Cocrafting – Handwerk 2.0

No°9

Credit: handwerk magazin/Fabian Zapatka

Berlin ist bunt. Und zwar auch, was modernes Arbeiten im Handwerk betrifft. Für die aktuelle Printausgabe des handwerk magazins durfte ich in einer Reportage das KAOS vorstellen. Der Cocrafting Space, der sich mitten im Herzen Ostberlins befindet, setzt auf eine ausgeprägte Kultur des Teilens und Miteinanders.

Die Kamera auf Position. Im Hintergrund befindet sich ein alter Industriebau, der im grauen Berliner Winter wie verlassen scheint, gleichermaßen aber auch eine geeignete Kulisse für ein Shooting bietet. Mühsam dringt das Tageslicht an diesem Januartag durch die Wolkendecke. Gerade gut für die nächste Aufnahme. Plötzlich stoppt Volker Rueß den Fotografen: „Da muss ich kurz rangehen“, deutet er auf sein Smartphone. Zwei Minuten Pause. „Nur eine Anfrage für einen Auftrag, den ich aber nicht mehr annehmen kann.“ Nicht ohne Grund, Rueß war einst als Schmied im KAOS tätig, heute ist er voll und ganz Geschäftsführer des Cocrafting Space.

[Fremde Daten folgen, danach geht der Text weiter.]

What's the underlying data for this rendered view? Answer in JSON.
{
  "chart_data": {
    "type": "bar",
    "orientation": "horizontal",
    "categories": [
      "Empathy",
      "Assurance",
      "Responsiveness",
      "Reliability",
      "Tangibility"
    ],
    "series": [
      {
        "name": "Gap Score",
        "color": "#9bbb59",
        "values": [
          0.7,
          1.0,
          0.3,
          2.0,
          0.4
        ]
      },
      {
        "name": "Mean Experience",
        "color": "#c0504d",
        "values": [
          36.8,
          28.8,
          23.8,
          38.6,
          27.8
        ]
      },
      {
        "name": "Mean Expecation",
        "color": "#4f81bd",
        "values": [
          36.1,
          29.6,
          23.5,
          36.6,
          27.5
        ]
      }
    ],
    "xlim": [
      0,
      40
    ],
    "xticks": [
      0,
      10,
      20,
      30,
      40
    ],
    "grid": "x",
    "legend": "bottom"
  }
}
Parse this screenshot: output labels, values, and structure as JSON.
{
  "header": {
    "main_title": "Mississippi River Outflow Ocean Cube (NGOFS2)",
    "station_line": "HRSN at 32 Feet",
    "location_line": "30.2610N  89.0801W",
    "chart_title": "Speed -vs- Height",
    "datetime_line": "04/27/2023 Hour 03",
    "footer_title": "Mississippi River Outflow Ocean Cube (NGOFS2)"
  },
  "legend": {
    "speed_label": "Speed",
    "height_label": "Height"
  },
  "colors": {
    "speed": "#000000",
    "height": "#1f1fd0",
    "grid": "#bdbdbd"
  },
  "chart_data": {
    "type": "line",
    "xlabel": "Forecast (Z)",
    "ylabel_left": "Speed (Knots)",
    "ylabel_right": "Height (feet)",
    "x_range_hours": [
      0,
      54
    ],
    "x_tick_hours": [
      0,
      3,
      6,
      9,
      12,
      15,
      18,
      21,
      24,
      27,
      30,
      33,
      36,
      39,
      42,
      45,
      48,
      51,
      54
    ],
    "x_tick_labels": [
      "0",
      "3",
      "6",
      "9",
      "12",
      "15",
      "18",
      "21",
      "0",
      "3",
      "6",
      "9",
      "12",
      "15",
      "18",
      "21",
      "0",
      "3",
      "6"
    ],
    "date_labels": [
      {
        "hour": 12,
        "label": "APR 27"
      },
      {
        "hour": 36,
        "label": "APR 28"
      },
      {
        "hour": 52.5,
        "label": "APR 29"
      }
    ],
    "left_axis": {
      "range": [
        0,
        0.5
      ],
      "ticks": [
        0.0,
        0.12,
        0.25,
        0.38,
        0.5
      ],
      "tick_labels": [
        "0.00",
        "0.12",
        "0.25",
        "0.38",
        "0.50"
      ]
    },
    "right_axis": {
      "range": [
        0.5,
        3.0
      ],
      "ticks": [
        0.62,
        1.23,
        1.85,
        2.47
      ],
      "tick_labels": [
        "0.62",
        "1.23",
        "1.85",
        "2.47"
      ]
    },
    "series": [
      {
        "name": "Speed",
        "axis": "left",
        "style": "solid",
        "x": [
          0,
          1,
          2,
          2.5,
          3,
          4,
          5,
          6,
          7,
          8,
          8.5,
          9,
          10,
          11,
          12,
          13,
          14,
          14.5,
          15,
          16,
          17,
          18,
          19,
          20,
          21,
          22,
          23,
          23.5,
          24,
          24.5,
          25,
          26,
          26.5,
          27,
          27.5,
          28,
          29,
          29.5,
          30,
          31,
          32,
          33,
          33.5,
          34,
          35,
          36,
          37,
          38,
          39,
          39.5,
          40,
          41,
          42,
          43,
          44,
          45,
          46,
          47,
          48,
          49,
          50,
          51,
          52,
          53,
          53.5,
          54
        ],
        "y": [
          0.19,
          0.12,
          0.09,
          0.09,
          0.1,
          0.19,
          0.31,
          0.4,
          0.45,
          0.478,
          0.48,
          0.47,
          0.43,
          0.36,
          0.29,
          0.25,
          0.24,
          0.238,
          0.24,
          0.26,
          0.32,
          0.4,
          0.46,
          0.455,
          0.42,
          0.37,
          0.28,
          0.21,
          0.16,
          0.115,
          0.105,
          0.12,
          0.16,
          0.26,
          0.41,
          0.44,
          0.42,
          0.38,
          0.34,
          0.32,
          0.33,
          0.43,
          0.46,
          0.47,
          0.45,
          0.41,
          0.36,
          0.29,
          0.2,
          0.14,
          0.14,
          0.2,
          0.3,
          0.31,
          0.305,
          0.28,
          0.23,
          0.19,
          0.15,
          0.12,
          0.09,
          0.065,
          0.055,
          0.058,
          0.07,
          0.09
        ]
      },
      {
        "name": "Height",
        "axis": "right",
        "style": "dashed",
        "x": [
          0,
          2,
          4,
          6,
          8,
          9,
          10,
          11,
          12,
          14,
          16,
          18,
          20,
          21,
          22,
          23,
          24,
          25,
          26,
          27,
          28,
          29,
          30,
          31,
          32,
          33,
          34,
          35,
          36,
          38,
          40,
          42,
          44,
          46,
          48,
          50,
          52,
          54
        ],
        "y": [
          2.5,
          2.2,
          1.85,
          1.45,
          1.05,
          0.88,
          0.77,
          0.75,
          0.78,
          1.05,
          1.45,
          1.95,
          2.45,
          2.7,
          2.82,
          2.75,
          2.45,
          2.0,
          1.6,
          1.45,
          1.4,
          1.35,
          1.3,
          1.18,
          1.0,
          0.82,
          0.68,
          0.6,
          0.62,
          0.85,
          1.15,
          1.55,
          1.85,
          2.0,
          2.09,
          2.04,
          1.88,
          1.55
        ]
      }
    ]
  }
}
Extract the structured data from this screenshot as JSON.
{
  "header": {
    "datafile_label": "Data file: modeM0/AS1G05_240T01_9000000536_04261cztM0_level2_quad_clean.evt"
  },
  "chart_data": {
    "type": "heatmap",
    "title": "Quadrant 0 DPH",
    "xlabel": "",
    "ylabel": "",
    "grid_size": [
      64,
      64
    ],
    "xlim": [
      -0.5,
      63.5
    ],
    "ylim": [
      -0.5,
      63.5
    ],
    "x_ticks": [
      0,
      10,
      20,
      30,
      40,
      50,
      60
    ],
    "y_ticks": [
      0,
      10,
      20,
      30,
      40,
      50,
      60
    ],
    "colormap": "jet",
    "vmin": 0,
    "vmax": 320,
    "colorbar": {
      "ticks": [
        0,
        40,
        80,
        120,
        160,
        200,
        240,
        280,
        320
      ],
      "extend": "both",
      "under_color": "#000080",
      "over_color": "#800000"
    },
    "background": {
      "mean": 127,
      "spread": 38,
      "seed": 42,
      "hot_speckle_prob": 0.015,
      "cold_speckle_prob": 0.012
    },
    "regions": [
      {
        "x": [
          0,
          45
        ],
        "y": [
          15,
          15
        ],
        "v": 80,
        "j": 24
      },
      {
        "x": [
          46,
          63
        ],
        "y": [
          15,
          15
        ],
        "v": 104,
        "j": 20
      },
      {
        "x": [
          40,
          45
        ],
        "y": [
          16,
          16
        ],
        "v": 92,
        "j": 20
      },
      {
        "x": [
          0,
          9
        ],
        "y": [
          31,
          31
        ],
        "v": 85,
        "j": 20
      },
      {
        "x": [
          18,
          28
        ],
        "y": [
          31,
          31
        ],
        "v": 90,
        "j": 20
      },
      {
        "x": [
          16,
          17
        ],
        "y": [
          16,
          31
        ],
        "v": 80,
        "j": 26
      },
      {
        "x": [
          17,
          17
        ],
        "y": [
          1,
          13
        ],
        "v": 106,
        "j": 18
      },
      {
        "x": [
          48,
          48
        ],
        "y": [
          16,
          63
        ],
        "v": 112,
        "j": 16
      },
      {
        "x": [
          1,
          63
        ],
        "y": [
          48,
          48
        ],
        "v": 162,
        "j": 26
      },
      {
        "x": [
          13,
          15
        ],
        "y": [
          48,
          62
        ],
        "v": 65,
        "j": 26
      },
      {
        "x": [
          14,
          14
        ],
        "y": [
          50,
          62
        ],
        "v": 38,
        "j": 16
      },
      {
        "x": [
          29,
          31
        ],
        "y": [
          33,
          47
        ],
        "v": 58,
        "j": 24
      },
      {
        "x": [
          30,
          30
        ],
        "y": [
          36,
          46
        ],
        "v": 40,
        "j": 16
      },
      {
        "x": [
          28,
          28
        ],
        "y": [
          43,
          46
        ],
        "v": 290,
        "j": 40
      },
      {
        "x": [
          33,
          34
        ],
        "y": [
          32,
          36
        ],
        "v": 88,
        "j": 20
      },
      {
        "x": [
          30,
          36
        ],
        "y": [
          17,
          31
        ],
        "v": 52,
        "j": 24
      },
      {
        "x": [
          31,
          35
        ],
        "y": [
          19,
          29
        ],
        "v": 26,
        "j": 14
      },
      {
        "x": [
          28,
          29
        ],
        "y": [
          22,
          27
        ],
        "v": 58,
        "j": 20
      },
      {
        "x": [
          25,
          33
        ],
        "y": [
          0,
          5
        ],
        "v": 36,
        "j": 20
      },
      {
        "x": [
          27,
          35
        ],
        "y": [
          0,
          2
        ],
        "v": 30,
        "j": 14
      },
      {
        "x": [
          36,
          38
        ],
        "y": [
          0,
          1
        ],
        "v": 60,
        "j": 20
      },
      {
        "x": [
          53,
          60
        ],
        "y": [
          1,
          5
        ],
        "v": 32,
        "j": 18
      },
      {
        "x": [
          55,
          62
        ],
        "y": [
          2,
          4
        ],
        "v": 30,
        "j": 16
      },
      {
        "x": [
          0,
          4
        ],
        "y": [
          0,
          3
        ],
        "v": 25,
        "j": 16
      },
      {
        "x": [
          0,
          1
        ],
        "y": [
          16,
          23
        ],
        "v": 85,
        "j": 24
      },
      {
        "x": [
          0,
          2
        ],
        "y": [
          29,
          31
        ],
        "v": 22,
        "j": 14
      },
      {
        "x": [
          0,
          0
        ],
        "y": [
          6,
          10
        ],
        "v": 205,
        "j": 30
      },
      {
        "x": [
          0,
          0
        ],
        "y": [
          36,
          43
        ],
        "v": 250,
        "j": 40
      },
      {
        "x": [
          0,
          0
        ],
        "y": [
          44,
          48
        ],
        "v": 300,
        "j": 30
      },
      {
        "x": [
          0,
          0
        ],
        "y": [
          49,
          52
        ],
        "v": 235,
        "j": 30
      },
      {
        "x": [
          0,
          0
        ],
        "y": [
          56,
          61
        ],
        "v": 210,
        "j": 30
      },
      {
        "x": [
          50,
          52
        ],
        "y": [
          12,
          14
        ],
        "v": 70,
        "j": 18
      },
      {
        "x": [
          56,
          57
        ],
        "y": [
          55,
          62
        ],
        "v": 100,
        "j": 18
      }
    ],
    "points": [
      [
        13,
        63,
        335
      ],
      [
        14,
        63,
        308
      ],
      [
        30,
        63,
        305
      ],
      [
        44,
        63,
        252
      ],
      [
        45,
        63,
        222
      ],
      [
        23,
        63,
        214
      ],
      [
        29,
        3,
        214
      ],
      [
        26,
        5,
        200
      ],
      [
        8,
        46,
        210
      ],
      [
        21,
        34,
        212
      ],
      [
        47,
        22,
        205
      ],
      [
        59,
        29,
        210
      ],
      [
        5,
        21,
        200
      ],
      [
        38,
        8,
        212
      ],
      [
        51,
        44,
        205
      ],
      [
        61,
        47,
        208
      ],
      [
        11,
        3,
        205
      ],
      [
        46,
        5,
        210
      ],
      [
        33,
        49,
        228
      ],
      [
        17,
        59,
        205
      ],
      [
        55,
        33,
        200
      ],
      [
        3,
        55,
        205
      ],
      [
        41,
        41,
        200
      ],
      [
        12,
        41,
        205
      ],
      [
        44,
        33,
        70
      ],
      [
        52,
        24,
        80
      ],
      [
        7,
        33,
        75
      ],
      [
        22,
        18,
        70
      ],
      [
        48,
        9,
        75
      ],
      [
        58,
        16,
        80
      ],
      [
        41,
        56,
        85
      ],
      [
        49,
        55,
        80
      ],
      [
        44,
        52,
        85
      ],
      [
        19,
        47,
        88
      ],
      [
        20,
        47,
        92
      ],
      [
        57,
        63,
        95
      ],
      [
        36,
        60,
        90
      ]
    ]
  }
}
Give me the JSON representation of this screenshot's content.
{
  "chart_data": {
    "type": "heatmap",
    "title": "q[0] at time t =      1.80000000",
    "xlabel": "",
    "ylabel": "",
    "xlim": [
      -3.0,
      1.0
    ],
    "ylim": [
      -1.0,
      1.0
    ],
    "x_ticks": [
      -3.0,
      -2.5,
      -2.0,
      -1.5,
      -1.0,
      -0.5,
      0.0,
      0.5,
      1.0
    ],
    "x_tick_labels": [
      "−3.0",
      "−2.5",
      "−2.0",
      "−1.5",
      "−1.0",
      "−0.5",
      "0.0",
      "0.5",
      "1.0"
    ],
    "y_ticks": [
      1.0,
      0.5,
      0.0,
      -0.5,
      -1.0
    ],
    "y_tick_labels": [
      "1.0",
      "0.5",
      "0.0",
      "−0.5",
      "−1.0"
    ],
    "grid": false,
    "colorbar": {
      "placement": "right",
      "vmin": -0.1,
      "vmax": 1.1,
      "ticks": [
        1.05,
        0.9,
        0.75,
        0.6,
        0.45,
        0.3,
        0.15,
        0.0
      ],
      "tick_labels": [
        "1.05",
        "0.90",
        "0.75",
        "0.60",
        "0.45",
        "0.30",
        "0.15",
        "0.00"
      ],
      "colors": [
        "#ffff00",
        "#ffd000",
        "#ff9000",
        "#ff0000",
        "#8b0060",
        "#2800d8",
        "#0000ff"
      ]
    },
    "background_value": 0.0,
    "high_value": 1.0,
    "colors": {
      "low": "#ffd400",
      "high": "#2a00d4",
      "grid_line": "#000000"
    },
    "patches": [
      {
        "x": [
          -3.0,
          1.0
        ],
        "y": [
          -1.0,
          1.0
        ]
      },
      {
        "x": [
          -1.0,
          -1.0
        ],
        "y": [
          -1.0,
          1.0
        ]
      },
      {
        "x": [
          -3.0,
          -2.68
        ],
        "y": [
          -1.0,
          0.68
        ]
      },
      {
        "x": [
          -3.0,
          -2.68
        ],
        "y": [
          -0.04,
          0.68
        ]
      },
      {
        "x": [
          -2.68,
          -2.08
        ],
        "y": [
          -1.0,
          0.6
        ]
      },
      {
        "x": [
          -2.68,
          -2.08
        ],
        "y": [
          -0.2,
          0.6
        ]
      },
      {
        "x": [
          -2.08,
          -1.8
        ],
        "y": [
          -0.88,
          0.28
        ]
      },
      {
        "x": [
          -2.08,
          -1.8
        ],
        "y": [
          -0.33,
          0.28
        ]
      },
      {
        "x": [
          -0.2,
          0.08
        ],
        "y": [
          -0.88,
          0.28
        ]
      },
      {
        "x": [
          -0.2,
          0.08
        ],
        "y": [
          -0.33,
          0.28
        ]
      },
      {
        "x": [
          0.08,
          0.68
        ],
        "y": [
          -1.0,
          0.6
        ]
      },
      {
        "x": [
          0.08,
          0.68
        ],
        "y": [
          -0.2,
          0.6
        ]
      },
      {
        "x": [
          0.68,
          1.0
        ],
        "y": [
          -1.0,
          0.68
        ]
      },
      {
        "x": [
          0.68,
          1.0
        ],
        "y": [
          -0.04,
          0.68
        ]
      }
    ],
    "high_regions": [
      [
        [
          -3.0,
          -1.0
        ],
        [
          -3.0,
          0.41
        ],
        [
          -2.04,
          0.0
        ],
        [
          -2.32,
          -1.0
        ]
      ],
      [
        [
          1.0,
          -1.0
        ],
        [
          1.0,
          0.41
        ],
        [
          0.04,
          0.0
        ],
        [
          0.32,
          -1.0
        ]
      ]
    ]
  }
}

Ein Hof mit vielen Facetten

Mitten im Herzen Ostberlins befindet sich die Kreative Arbeitsgemeinschaft Oberschöneweide, kurz das KAOS. Im Sommer 2013 wurde der Cocrafting Space von drei befreundeten Designstudenten gegründet. Es ist ein Ort für interdisziplinären Austausch und zwar auf den verschiedensten Ebenen. Mehrere Künste und Gewerke teilen gemeinsame Räume, Projekte, Ideen, aber auch Maschinen miteinander. Die historische Lagerhalle mit direkter Nähe zur Spree verfügt über zahlreiche Werkstätten, Ateliers sowie Gemeinschaftsräume. Typisch Berlin ist es ein bunter Ort, wo über die Jahre schon Holzhandwerker, Glaser, Schlosser, aber auch Produkt- und Möbeldesigner Teil der Community sind und waren. Immer wieder zieht es auch verschiedene Kunsthandwerker und Künstler wie Filmemacher, Lichtdesigner und Musikproduzenten an. Insgesamt zählt das KAOS aktuell 110 Mitglieder – inklusive der Autorin dieses Textes. Gewissermaßen versteht sich der Space als Hybridmodell, neben Werkstätten gibt es auch einen klassischen Coworking-Bereich. Die Finanzierung des Cocrafting Space läuft über drei Säulen: Neben den regelmäßigen Einnahmen durch die Mitglieder werden als zweite Säule einzelne Flächen entweder verkauft oder aber vermietet. Über die Jahre wurden als dritte Säule zudem einige Räumlichkeiten so ausgebaut, dass sie für externe Events, Roadshows und Workshops, aber auch für Hochzeiten, Fotoshootings und Filmdrehs zur Verfügung stehen.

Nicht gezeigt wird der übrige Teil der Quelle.